TaperJeanGirl Sat 06-Oct-12 12:47:13

Just adding that generally I avoid any vaccines/medication during pregnancy, I didnt get the swine flu one while I was preg with ds, and just in general try and avoid any medications for myself or my kids, I would 100% go for this one though....

PacificDogwood Sat 06-Oct-12 12:52:32

I am entirely against scaremongering, in fact have had 4 children all without being vaccinated against WC, but why not accept that there is a heightened risk just now, there is a way to reduce that risk and have the vaccine? Yes, the absolute risk of getting WC is small, but if you do it is at least hugely unpleasant and at worst dangerous.

As said upthread, because most of us have not had any experience of all the infectious diseases that used to kill scores of children. And some adults. Diphteria, anyone?

PacificDogwood Sat 06-Oct-12 12:56:02

Oh gawd, major distraction going on here: "As said upthread, because most of us have not had any experience of all the infectious diseases that used to kill scores of children, we, as a society, have 'forgotten' how devastating they can be.


ValiumQueen Sat 06-Oct-12 13:00:20

What do you mean pacific who is distracting? Genuinely not sure what you mean.

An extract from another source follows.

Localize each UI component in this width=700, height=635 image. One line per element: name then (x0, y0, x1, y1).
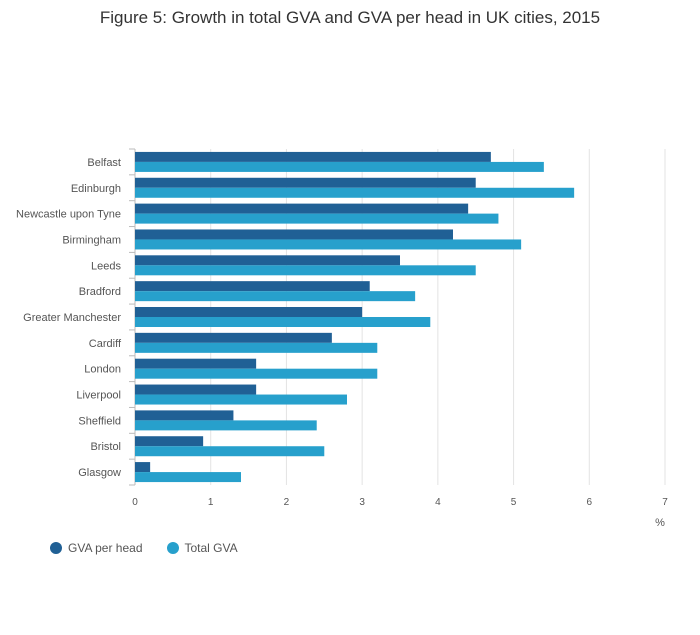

Thumbwitch Sat 06-Oct-12 13:00:30

If I were in the UK, I would be having this vaccine. I'm not a big fan of some vaccines, but this one, I would have. I don't "do" flu vaccines - pregnant or otherwise - they're not well-enough tested, IMO.
But Repevax is given to very young babies and DS had that on schedule - I'm happy to take that as appropriate enough safety.

PacificDogwood Sat 06-Oct-12 13:08:39

Valium, distraction is here, in RL, I am entirely outnumbered by children, some of which insist on climbing over me/laptop grin.

The whole vaccination issue IS hugely confusing: I've had the flu vacc for many years, then had it before I knew I was pregnant with DS2 - major fuss ensued. 4 yrs later, pregnant with DS3 and flu/swine flu vaccination was recommended for pregnant women.
I am NOT a scientist (as I've demonstrated with my first post on this thread, getting mixed up with the vaccination for babies and 3 year old blush) and I will not pretend to understand all of the issues. There are many different vaccination schedules all over the world and IMO it make sense to go with local policy; if for no other reason than to contribute to herd immunity.

ThunderboltKid Sat 06-Oct-12 13:08:52

VQ, I think she means she was distracted and missed off the end of the sentence

ThunderboltKid Sat 06-Oct-12 13:09:11

X-post blush

ValiumQueen Sat 06-Oct-12 13:33:24

I understand! And empathise. Children should understand that mumsnetting is a vitally important thing and should not be interrupted unless someone is going blue.